I don't get your point. The courts have also explicitly addressed and decided the questions of whether obstruction of justice is a crime, and whether it is a crime to ignore/disobey a grand jury subpoena. The open question - if there is one - is whether the President is subject to the laws of the land, or is above the law. The very existence of impeachment provisions would seem to be compensation for the insulation from the law that the President enjoys.

I think that the only option to deal with a President who disobeys the law is for Congress to impeach and convict. (The "high crimes and misdemeanors" clause.) That is why the midterms are so critical this year.

I violently agree! :D

Exactly.. thank you. That was my point.
 
The legal rule explicitly addressed by the courts is that rape is a crime...

I don't get your point. The courts have also explicitly addressed and decided the questions of whether obstruction of justice is a crime, and whether it is a crime to ignore/disobey a grand jury subpoena. The open question - if there is one - is whether the President is subject to the laws of the land, or is above the law. The very existence of impeachment provisions would seem to be compensation for the insulation from the law that the President enjoys.

The President is subject to the laws of the land, but the question that hasn't been answered through precedent (correcting all my earlier misspellings!) is what the law of the land actually is in this case. Executive privilege means that the President has very different rules than the rest of us. The SCOTUS ruled that executive privlege did not allow Nixon to refuse to turn over material evidence directly related to a criminal charge against him when subpoenaed (a subpoena duces tecum, it seems) but not that a president must answer a subpoena ad testificandum that requires him/her to appear before a grand jury. Every analysis I've seen acknowledges that a constitutional question would have to be resolved in the courts if Trump refuses to answer the subpoena. (They also think that he would likely lose, but that is a different issue altogether.)

There would have to be merit to a claim prior to requiring a sitting president to testify "testificandum". Enjoinment would be a way to keep one issue from being abusively made into multiple issues... or to simplify and condense multiple issues into one... no executive privilege needed there.
 
When I say that the President is "above the law", I do not mean to imply that he can ignore the Constitution. What I mean is that the remedy is not a judicial one. The Supreme Court can make all of the rulings it wants against the President, but it cannot enforce them. Congress can issue a warrant for his arrest, but it is the executive branch that ultimately enforces the law. The only means of permanently removing a President is political--an act of the legislature. Even Article 25 ultimately throws the power back to Congress, if the President affirms to Congress that he is fit to serve despite an attempt by his cabinet to remove him. At that point, only a 2/3 majority in both houses of Congress can remove him. Only after removal from office is the President subject to judicial remedies for crimes committed.

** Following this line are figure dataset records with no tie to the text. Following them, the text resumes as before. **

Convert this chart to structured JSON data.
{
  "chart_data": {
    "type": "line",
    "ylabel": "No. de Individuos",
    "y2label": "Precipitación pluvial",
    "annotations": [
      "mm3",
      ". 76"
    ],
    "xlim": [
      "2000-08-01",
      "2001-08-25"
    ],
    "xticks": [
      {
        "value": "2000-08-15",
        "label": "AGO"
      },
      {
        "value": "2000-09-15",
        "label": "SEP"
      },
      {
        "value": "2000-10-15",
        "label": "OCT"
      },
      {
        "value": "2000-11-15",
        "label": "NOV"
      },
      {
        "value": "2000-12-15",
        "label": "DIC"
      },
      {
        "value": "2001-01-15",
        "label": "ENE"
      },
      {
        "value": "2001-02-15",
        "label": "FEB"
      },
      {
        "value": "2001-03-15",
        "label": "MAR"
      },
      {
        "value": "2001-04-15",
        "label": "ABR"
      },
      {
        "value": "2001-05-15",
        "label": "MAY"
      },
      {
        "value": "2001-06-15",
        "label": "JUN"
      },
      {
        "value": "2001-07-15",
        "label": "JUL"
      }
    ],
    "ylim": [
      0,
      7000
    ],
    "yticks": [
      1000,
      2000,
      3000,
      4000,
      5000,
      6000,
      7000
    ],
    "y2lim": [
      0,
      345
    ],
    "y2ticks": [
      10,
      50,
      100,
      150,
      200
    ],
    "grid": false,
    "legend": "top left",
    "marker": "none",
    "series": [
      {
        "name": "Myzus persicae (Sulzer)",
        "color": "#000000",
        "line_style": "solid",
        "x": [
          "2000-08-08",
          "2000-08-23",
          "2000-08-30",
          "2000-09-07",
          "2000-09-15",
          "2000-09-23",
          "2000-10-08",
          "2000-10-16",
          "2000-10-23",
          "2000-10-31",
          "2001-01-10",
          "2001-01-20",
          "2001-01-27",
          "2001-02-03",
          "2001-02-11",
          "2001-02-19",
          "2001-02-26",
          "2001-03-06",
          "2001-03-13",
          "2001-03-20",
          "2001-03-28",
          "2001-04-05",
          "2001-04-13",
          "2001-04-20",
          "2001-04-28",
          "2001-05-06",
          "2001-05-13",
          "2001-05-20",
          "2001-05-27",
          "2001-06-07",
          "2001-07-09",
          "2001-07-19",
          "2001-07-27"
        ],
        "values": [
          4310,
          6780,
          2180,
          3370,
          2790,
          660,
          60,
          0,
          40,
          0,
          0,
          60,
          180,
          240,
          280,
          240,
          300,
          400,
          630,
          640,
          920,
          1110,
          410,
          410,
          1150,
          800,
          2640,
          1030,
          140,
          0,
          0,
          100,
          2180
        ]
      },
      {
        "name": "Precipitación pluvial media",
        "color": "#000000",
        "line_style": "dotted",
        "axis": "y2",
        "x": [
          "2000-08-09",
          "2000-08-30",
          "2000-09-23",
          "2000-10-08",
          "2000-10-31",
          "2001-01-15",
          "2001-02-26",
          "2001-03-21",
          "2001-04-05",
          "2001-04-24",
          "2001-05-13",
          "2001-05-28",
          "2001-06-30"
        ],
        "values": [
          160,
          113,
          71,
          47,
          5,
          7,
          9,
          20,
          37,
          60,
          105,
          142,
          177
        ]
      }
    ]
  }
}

So, given the current makeup of the Congress, Trump is virtually impeachment-proof, and Article 25 is even less likely to work. He can effectively thumb his nose at the Supreme Court and the Congress as long as he refrains from doing it in such a way that Republicans feel they have no other choice. Right now, most of them seem to feel that they have no other choice than to enable and support him, no matter how embarrassing and frightening his behavior.